Many people who believe that Life should be protected from fertilization to natural death also find themselves utterly stumped when someone whips out a “hard case.” Rape, incest, Life of the mother—are there not exceptions that oblige us, as a pro-woman community, to relax our staunch beliefs about abortion? The answer, unequivocally, is no.
Several groups of Pro-Life physicians have worked to untangle the knots created by abortion activists within the medical community, who insist that women in certain situations must undergo abortions or meet their own demise. The idea that abortion is ever necessary to save the Life of a mother is a patent misnomer. Yet, thanks to anti-Life bias – or perhaps unscrupulous laziness on the part of some doctors who opt for abortion as a means of quickly terminating pregnancy – the untruth has been systematically perpetuated throughout the medical community.

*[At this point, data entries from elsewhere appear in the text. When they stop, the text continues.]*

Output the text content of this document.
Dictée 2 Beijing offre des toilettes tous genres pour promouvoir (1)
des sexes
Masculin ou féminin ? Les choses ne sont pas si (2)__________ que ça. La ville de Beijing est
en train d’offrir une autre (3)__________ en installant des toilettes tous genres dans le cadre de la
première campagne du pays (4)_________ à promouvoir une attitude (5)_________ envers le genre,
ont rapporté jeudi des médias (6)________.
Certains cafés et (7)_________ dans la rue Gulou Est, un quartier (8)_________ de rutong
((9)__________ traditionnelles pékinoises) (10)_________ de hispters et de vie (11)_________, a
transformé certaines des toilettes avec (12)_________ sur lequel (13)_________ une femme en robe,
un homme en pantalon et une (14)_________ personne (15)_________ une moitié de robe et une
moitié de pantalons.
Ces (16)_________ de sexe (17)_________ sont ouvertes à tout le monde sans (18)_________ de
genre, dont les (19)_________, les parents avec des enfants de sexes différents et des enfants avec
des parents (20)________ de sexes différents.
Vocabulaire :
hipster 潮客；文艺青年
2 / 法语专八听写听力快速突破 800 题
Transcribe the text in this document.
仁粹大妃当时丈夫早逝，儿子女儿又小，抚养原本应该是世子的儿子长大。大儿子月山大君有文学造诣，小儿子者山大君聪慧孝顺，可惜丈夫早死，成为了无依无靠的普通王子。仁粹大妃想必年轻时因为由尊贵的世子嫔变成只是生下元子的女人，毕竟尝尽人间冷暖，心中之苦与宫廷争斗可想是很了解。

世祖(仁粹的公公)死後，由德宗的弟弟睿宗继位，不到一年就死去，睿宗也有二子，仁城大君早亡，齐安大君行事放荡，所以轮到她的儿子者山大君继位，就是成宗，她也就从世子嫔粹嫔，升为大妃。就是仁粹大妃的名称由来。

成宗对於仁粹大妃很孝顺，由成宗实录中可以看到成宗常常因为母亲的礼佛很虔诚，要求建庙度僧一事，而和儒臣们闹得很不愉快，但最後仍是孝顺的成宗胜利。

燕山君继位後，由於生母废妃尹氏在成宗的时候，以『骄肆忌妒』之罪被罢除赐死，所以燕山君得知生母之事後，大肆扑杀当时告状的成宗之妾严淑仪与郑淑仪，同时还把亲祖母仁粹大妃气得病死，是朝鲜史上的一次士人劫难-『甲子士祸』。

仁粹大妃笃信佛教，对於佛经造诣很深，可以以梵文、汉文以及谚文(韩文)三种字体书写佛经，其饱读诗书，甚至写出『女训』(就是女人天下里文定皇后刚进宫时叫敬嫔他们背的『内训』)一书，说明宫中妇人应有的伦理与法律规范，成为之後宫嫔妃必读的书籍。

In reality, health risks associated with pregnancy can be Life-threatening for the mother, and sometimes necessitate what is accurately called premature parturition—or premature delivery. The American Association of Pro-Life Obstetricians and Gynecologists (AAPLOG), in a publication entitled, Premature Delivery is Not Induced Abortion,explains that this separation of mother and child prior to term is the ethical means of saving a mother without intentionally killing her child—even when the separation will result in the baby’s death:
There are times when separating the mother and her unborn child is necessary to save the life of the mother, even if the unborn child is too premature to live. In those tragic cases, if possible the life of the baby will be attempted to be preserved, and if not possible, the body of the unborn child is treated with respect, recognizing the humanity of the life which is lost in the separation. In contrast, the purpose of an induced abortion is to produce a dead baby.
There are various instances in which women’s lives can be threatened by the continuation of a pregnancy. For example, when a woman experiences an ectopic pregnancy, there can be imminent danger associated with the rupture of her fallopian tube. Removing the preborn child from her body may be the only way to save her Life. In these instances, the medical intervention will indirectly lead to the death of her child. The Association of Pro-Life Physicians delineates the ethical obligation of doctors to preserve the lives of mothers, crucially noting that this obligation is in no way opposed to their tandem obligation to respect human Life at all stages:
When the life of the mother is truly threatened by her pregnancy, if both lives cannot simultaneously be saved, then saving the mother’s life must be the primary aim. If through our careful treatment of the mother’s illness the pre-born patient inadvertently dies or is injured, this is tragic and, if unintentional, is not unethical and is consistent with the pro-life ethic. But the intentional killing of an unborn baby by abortion is never necessary.
There are zero circumstances in which our commitment to innocent Life should be momentarily muted to accommodate an exception. After all, the belief that human Life has intrinsic value is utterly defaced when one inserts the qualifier, “except in cases of [fill in the blank].” Either Life is always dignified, or Life is never dignified; there is no gray area.